The newspaper said it was planned first to set up an 'embryonic' institution in Boumerdès between now and 2010 with an initial intake of 50 students a year before establishment of the permanent institution by 2011.

Courses would include administration, finance and logistics, and a selection process would aim to give students the best chances of success in order to maximise cost-effectiveness and avoid high failure rates, said the paper. Courses would be divided into two parts, a common curriculum followed by specialisation.

Sixty percent of lecturers would be foreign, and 40% Algerian; a programme of 110 hours of business English would be given to management students.

La Tribune reported that Inped would itself be turned into a management school and had called on international expertise for assistance.

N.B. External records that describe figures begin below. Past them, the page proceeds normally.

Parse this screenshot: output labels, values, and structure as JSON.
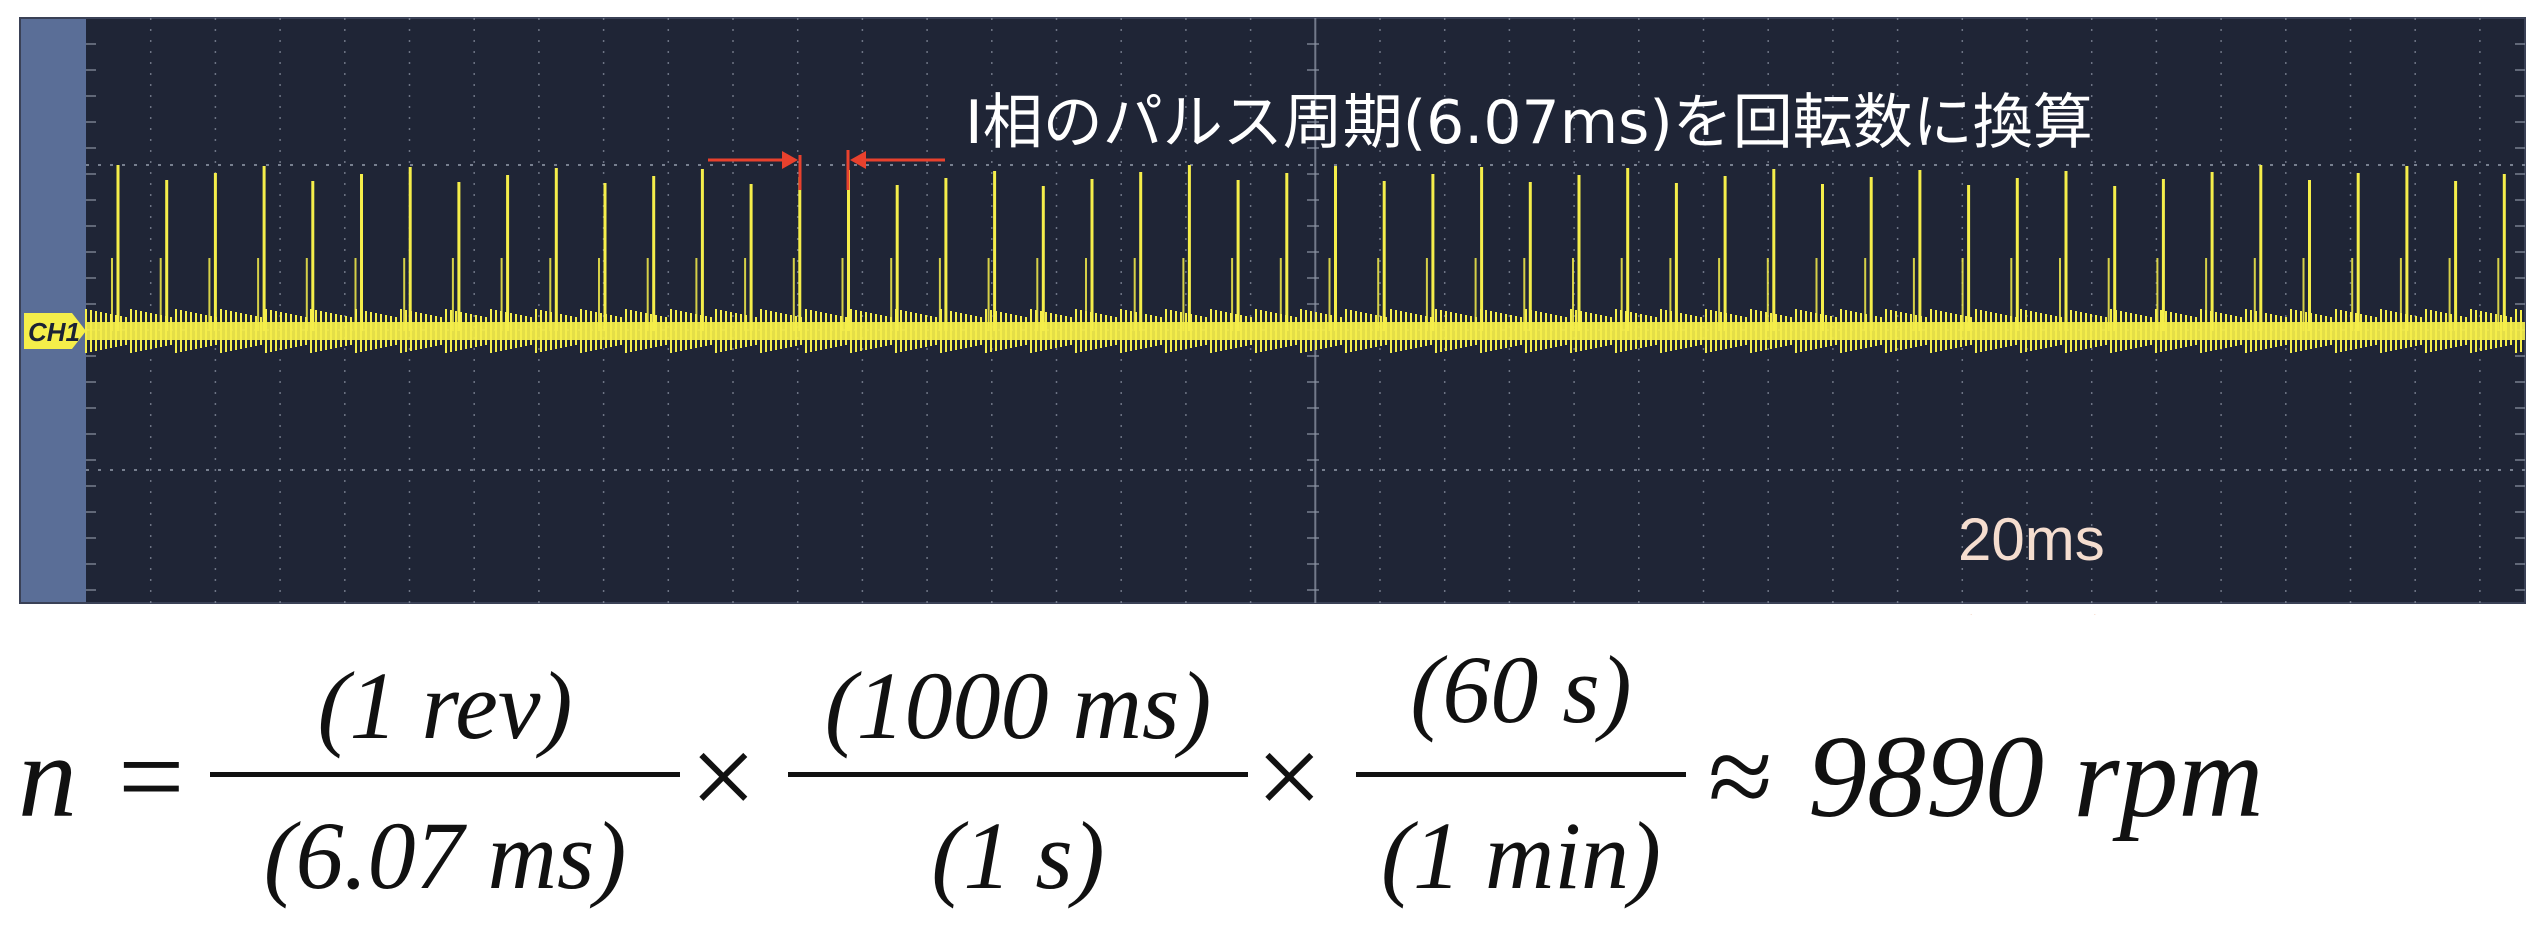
{
  "scope": {
    "channel_label": "CH1",
    "annotation": "I相のパルス周期(6.07ms)を回転数に換算",
    "timescale_label": "20ms",
    "pulse_period_ms": 6.07,
    "colors": {
      "background": "#1f2536",
      "left_strip": "#5a6e97",
      "grid": "#8e96a6",
      "trace": "#f5ee4a",
      "marker": "#e8412d",
      "scale_arrow": "#f6dccd"
    }
  },
  "equation": {
    "lhs": "n",
    "equals": "=",
    "frac1": {
      "num": "(1 rev)",
      "den": "(6.07 ms)"
    },
    "times1": "×",
    "frac2": {
      "num": "(1000 ms)",
      "den": "(1 s)"
    },
    "times2": "×",
    "frac3": {
      "num": "(60 s)",
      "den": "(1 min)"
    },
    "approx": "≈",
    "result": "9890 rpm"
  }
}
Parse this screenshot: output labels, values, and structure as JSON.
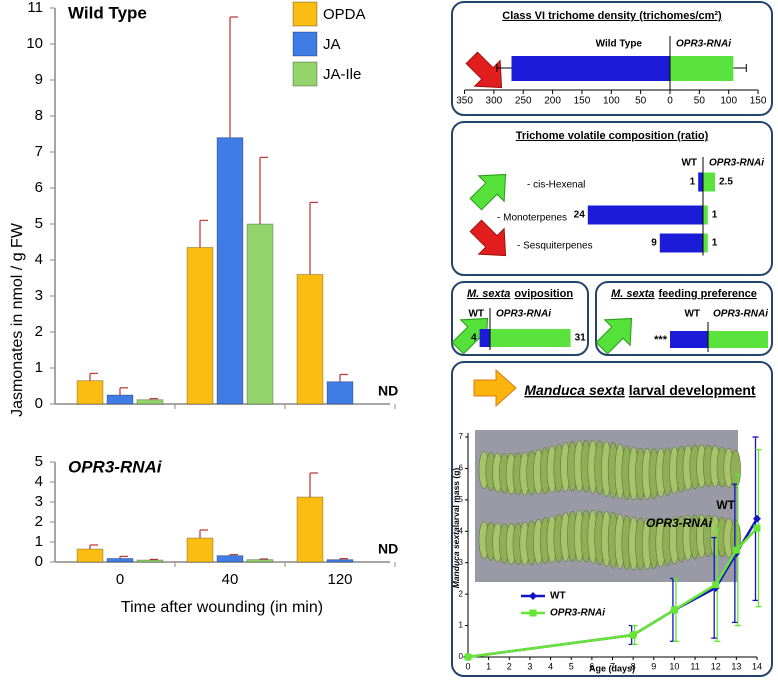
{
  "chart_data": [
    {
      "type": "bar",
      "title": "Wild Type",
      "ylabel": "Jasmonates in nmol / g FW",
      "series": [
        {
          "name": "OPDA",
          "color": "#fbbd12",
          "values": [
            0.65,
            4.35,
            3.6
          ],
          "errors": [
            0.2,
            0.75,
            2.0
          ]
        },
        {
          "name": "JA",
          "color": "#3f7ce6",
          "values": [
            0.25,
            7.4,
            0.62
          ],
          "errors": [
            0.2,
            3.35,
            0.2
          ]
        },
        {
          "name": "JA-Ile",
          "color": "#93d46d",
          "values": [
            0.12,
            5.0,
            null
          ],
          "errors": [
            0.03,
            1.85,
            null
          ]
        }
      ],
      "annotation": "ND",
      "ylim": [
        0,
        11
      ],
      "yticks": [
        0,
        1,
        2,
        3,
        4,
        5,
        6,
        7,
        8,
        9,
        10,
        11
      ]
    },
    {
      "type": "bar",
      "title": "OPR3-RNAi",
      "categories": [
        "0",
        "40",
        "120"
      ],
      "xlabel": "Time after wounding (in min)",
      "series": [
        {
          "color": "#fbbd12",
          "values": [
            0.65,
            1.2,
            3.25
          ],
          "errors": [
            0.2,
            0.4,
            1.2
          ]
        },
        {
          "color": "#3f7ce6",
          "values": [
            0.18,
            0.32,
            0.12
          ],
          "errors": [
            0.1,
            0.05,
            0.05
          ]
        },
        {
          "color": "#93d46d",
          "values": [
            0.1,
            0.12,
            null
          ],
          "errors": [
            0.03,
            0.03,
            null
          ]
        }
      ],
      "annotation": "ND",
      "ylim": [
        0,
        5
      ],
      "yticks": [
        0,
        1,
        2,
        3,
        4,
        5
      ]
    },
    {
      "type": "diverging",
      "title": "Class VI trichome density (trichomes/cm²)",
      "series": [
        {
          "name": "Wild Type",
          "color": "#1c1cd8",
          "value": -270,
          "error": 25
        },
        {
          "name": "OPR3-RNAi",
          "color": "#5ae33c",
          "value": 108,
          "error": 22
        }
      ],
      "xlim": [
        -350,
        150
      ],
      "xticks": [
        {
          "value": -350,
          "label": "350"
        },
        {
          "value": -300,
          "label": "300"
        },
        {
          "value": -250,
          "label": "250"
        },
        {
          "value": -200,
          "label": "200"
        },
        {
          "value": -150,
          "label": "150"
        },
        {
          "value": -100,
          "label": "100"
        },
        {
          "value": -50,
          "label": "50"
        },
        0,
        50,
        100,
        150
      ]
    },
    {
      "type": "ratio",
      "title": "Trichome volatile composition (ratio)",
      "categories": [
        "- cis-Hexenal",
        "- Monoterpenes",
        "- Sesquiterpenes"
      ],
      "series": [
        {
          "name": "WT",
          "color": "#1c1cd8",
          "values": [
            1,
            24,
            9
          ]
        },
        {
          "name": "OPR3-RNAi",
          "color": "#5ae33c",
          "values": [
            2.5,
            1,
            1
          ]
        }
      ]
    },
    {
      "type": "ratio",
      "title": [
        "M. sexta",
        "oviposition"
      ],
      "series": [
        {
          "name": "WT",
          "color": "#1c1cd8",
          "values": [
            4
          ]
        },
        {
          "name": "OPR3-RNAi",
          "color": "#5ae33c",
          "values": [
            31
          ]
        }
      ]
    },
    {
      "type": "preference",
      "title": [
        "M. sexta",
        "feeding preference"
      ],
      "annotation": "***",
      "series": [
        {
          "name": "WT",
          "color": "#1c1cd8"
        },
        {
          "name": "OPR3-RNAi",
          "color": "#5ae33c"
        }
      ]
    },
    {
      "type": "line",
      "title": [
        "Manduca sexta",
        "larval development"
      ],
      "xlabel": "Age (days)",
      "ylabel": [
        "Manduca sexta",
        "larval mass (g)"
      ],
      "inset_labels": [
        "WT",
        "OPR3-RNAi"
      ],
      "x": [
        0,
        8,
        10,
        12,
        13,
        14
      ],
      "series": [
        {
          "name": "WT",
          "color": "#1414c0",
          "values": [
            0,
            0.7,
            1.5,
            2.2,
            3.3,
            4.4
          ],
          "errors": [
            0,
            0.3,
            1.0,
            1.6,
            2.2,
            2.6
          ]
        },
        {
          "name": "OPR3-RNAi",
          "color": "#66e633",
          "values": [
            0,
            0.7,
            1.5,
            2.3,
            3.4,
            4.1
          ],
          "errors": [
            0,
            0.3,
            1.0,
            1.8,
            2.4,
            2.5
          ]
        }
      ],
      "xlim": [
        0,
        14
      ],
      "xticks": [
        0,
        1,
        2,
        3,
        4,
        5,
        6,
        7,
        8,
        9,
        10,
        11,
        12,
        13,
        14
      ],
      "ylim": [
        0,
        7
      ],
      "yticks": [
        0,
        1,
        2,
        3,
        4,
        5,
        6,
        7
      ]
    }
  ]
}
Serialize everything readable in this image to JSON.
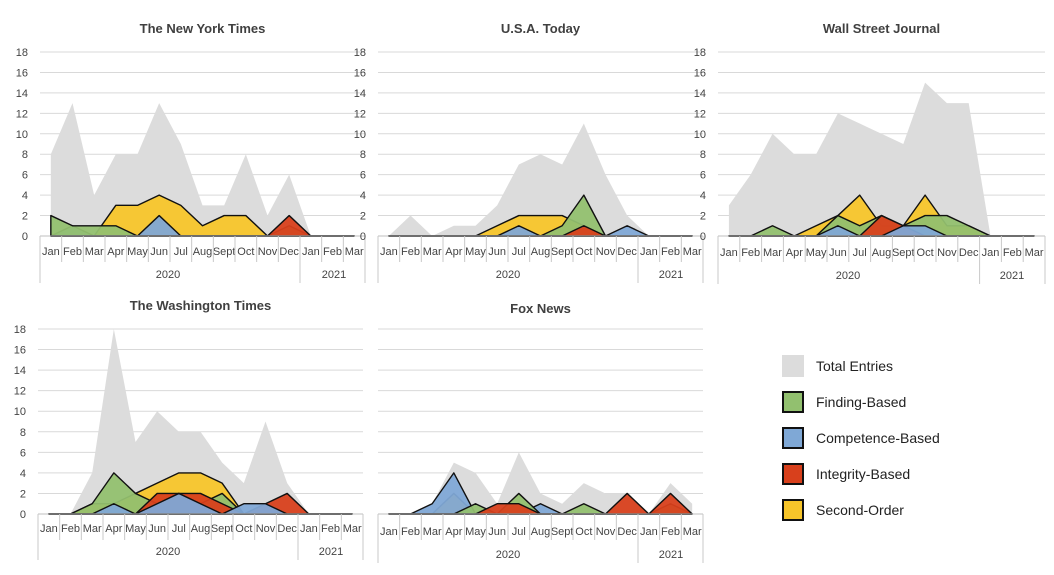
{
  "colors": {
    "total": "#dcdcdc",
    "finding": "#92c06f",
    "competence": "#7fa8d6",
    "integrity": "#d8401c",
    "second_order": "#f7c52a",
    "grid": "#d9d9d9",
    "axis_text": "#444444",
    "title_text": "#404040"
  },
  "legend": [
    {
      "key": "total",
      "label": "Total Entries"
    },
    {
      "key": "finding",
      "label": "Finding-Based"
    },
    {
      "key": "competence",
      "label": "Competence-Based"
    },
    {
      "key": "integrity",
      "label": "Integrity-Based"
    },
    {
      "key": "second_order",
      "label": "Second-Order"
    }
  ],
  "chart_data": [
    {
      "type": "area",
      "title": "The New York Times",
      "categories": [
        "Jan",
        "Feb",
        "Mar",
        "Apr",
        "May",
        "Jun",
        "Jul",
        "Aug",
        "Sept",
        "Oct",
        "Nov",
        "Dec",
        "Jan",
        "Feb",
        "Mar"
      ],
      "year_labels": [
        "2020",
        "2021"
      ],
      "ylim": [
        0,
        18
      ],
      "yticks": [
        0,
        2,
        4,
        6,
        8,
        10,
        12,
        14,
        16,
        18
      ],
      "series": [
        {
          "key": "total",
          "values": [
            8,
            13,
            4,
            8,
            8,
            13,
            9,
            3,
            3,
            8,
            2,
            6,
            0,
            0,
            0
          ]
        },
        {
          "key": "second_order",
          "values": [
            0,
            0,
            0,
            3,
            3,
            4,
            3,
            1,
            2,
            2,
            0,
            0,
            0,
            0,
            0
          ]
        },
        {
          "key": "competence",
          "values": [
            0,
            1,
            0,
            0,
            0,
            2,
            0,
            0,
            0,
            0,
            0,
            0,
            0,
            0,
            0
          ]
        },
        {
          "key": "finding",
          "values": [
            2,
            1,
            1,
            1,
            0,
            0,
            0,
            0,
            0,
            0,
            0,
            1,
            0,
            0,
            0
          ]
        },
        {
          "key": "integrity",
          "values": [
            0,
            0,
            0,
            0,
            0,
            0,
            0,
            0,
            0,
            0,
            0,
            2,
            0,
            0,
            0
          ]
        }
      ]
    },
    {
      "type": "area",
      "title": "U.S.A. Today",
      "categories": [
        "Jan",
        "Feb",
        "Mar",
        "Apr",
        "May",
        "Jun",
        "Jul",
        "Aug",
        "Sept",
        "Oct",
        "Nov",
        "Dec",
        "Jan",
        "Feb",
        "Mar"
      ],
      "year_labels": [
        "2020",
        "2021"
      ],
      "ylim": [
        0,
        18
      ],
      "yticks": [
        0,
        2,
        4,
        6,
        8,
        10,
        12,
        14,
        16,
        18
      ],
      "series": [
        {
          "key": "total",
          "values": [
            0,
            2,
            0,
            1,
            1,
            3,
            7,
            8,
            7,
            11,
            6,
            2,
            0,
            0,
            0
          ]
        },
        {
          "key": "second_order",
          "values": [
            0,
            0,
            0,
            0,
            0,
            1,
            2,
            2,
            2,
            1,
            0,
            0,
            0,
            0,
            0
          ]
        },
        {
          "key": "finding",
          "values": [
            0,
            0,
            0,
            0,
            0,
            0,
            0,
            0,
            1,
            4,
            0,
            0,
            0,
            0,
            0
          ]
        },
        {
          "key": "competence",
          "values": [
            0,
            0,
            0,
            0,
            0,
            0,
            1,
            0,
            0,
            0,
            0,
            1,
            0,
            0,
            0
          ]
        },
        {
          "key": "integrity",
          "values": [
            0,
            0,
            0,
            0,
            0,
            0,
            0,
            0,
            0,
            1,
            0,
            0,
            0,
            0,
            0
          ]
        }
      ]
    },
    {
      "type": "area",
      "title": "Wall Street Journal",
      "categories": [
        "Jan",
        "Feb",
        "Mar",
        "Apr",
        "May",
        "Jun",
        "Jul",
        "Aug",
        "Sept",
        "Oct",
        "Nov",
        "Dec",
        "Jan",
        "Feb",
        "Mar"
      ],
      "year_labels": [
        "2020",
        "2021"
      ],
      "ylim": [
        0,
        18
      ],
      "yticks": [
        0,
        2,
        4,
        6,
        8,
        10,
        12,
        14,
        16,
        18
      ],
      "series": [
        {
          "key": "total",
          "values": [
            3,
            6,
            10,
            8,
            8,
            12,
            11,
            10,
            9,
            15,
            13,
            13,
            0,
            0,
            0
          ]
        },
        {
          "key": "second_order",
          "values": [
            0,
            0,
            0,
            0,
            1,
            2,
            4,
            1,
            1,
            4,
            1,
            1,
            0,
            0,
            0
          ]
        },
        {
          "key": "finding",
          "values": [
            0,
            0,
            1,
            0,
            0,
            2,
            1,
            2,
            1,
            2,
            2,
            1,
            0,
            0,
            0
          ]
        },
        {
          "key": "integrity",
          "values": [
            0,
            0,
            0,
            0,
            0,
            0,
            0,
            2,
            1,
            0,
            0,
            0,
            0,
            0,
            0
          ]
        },
        {
          "key": "competence",
          "values": [
            0,
            0,
            0,
            0,
            0,
            1,
            0,
            0,
            1,
            1,
            0,
            0,
            0,
            0,
            0
          ]
        }
      ]
    },
    {
      "type": "area",
      "title": "The Washington Times",
      "categories": [
        "Jan",
        "Feb",
        "Mar",
        "Apr",
        "May",
        "Jun",
        "Jul",
        "Aug",
        "Sept",
        "Oct",
        "Nov",
        "Dec",
        "Jan",
        "Feb",
        "Mar"
      ],
      "year_labels": [
        "2020",
        "2021"
      ],
      "ylim": [
        0,
        18
      ],
      "yticks": [
        0,
        2,
        4,
        6,
        8,
        10,
        12,
        14,
        16,
        18
      ],
      "series": [
        {
          "key": "total",
          "values": [
            0,
            0,
            4,
            18,
            7,
            10,
            8,
            8,
            5,
            3,
            9,
            3,
            0,
            0,
            0
          ]
        },
        {
          "key": "second_order",
          "values": [
            0,
            0,
            1,
            1,
            2,
            3,
            4,
            4,
            3,
            0,
            0,
            0,
            0,
            0,
            0
          ]
        },
        {
          "key": "finding",
          "values": [
            0,
            0,
            1,
            4,
            2,
            1,
            2,
            1,
            2,
            0,
            0,
            0,
            0,
            0,
            0
          ]
        },
        {
          "key": "integrity",
          "values": [
            0,
            0,
            0,
            0,
            0,
            2,
            2,
            2,
            1,
            0,
            1,
            2,
            0,
            0,
            0
          ]
        },
        {
          "key": "competence",
          "values": [
            0,
            0,
            0,
            1,
            0,
            1,
            2,
            1,
            0,
            1,
            1,
            0,
            0,
            0,
            0
          ]
        }
      ]
    },
    {
      "type": "area",
      "title": "Fox News",
      "categories": [
        "Jan",
        "Feb",
        "Mar",
        "Apr",
        "May",
        "Jun",
        "Jul",
        "Aug",
        "Sept",
        "Oct",
        "Nov",
        "Dec",
        "Jan",
        "Feb",
        "Mar"
      ],
      "year_labels": [
        "2020",
        "2021"
      ],
      "ylim": [
        0,
        18
      ],
      "yticks": [
        0,
        2,
        4,
        6,
        8,
        10,
        12,
        14,
        16,
        18
      ],
      "show_y_axis": false,
      "series": [
        {
          "key": "total",
          "values": [
            0,
            0,
            1,
            5,
            4,
            1,
            6,
            2,
            1,
            3,
            2,
            2,
            0,
            3,
            1
          ]
        },
        {
          "key": "second_order",
          "values": [
            0,
            0,
            0,
            2,
            0,
            0,
            1,
            0,
            0,
            0,
            0,
            0,
            0,
            0,
            0
          ]
        },
        {
          "key": "competence",
          "values": [
            0,
            0,
            1,
            4,
            0,
            0,
            0,
            1,
            0,
            0,
            0,
            0,
            0,
            0,
            0
          ]
        },
        {
          "key": "finding",
          "values": [
            0,
            0,
            0,
            0,
            1,
            0,
            2,
            0,
            0,
            1,
            0,
            0,
            0,
            1,
            0
          ]
        },
        {
          "key": "integrity",
          "values": [
            0,
            0,
            0,
            0,
            0,
            1,
            1,
            0,
            0,
            0,
            0,
            2,
            0,
            2,
            0
          ]
        }
      ]
    }
  ]
}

Business schools in France and Spain had responded favourably to approaches, it said.

Moufek said future business leaders who wanted to enter the international domain "must equip themselves with the necessary tools to take decisions at the right moment, with the inherent risks and degree of uncertainty".

The quality of decision-making "depends on the quality of the person who is in charge and the quality of the training given. For managers risk finding themselves confronted with new problems that they are not used to dealing with, especially in the context of the progressive opening up of Algeria internationally."

Cross-cultural problems were one example of difficulties to overcome, said Moufek. With foreign partners it was essential to be able to communicate and share the same ideas, which was not always obvious, La Tribune quoted him as saying.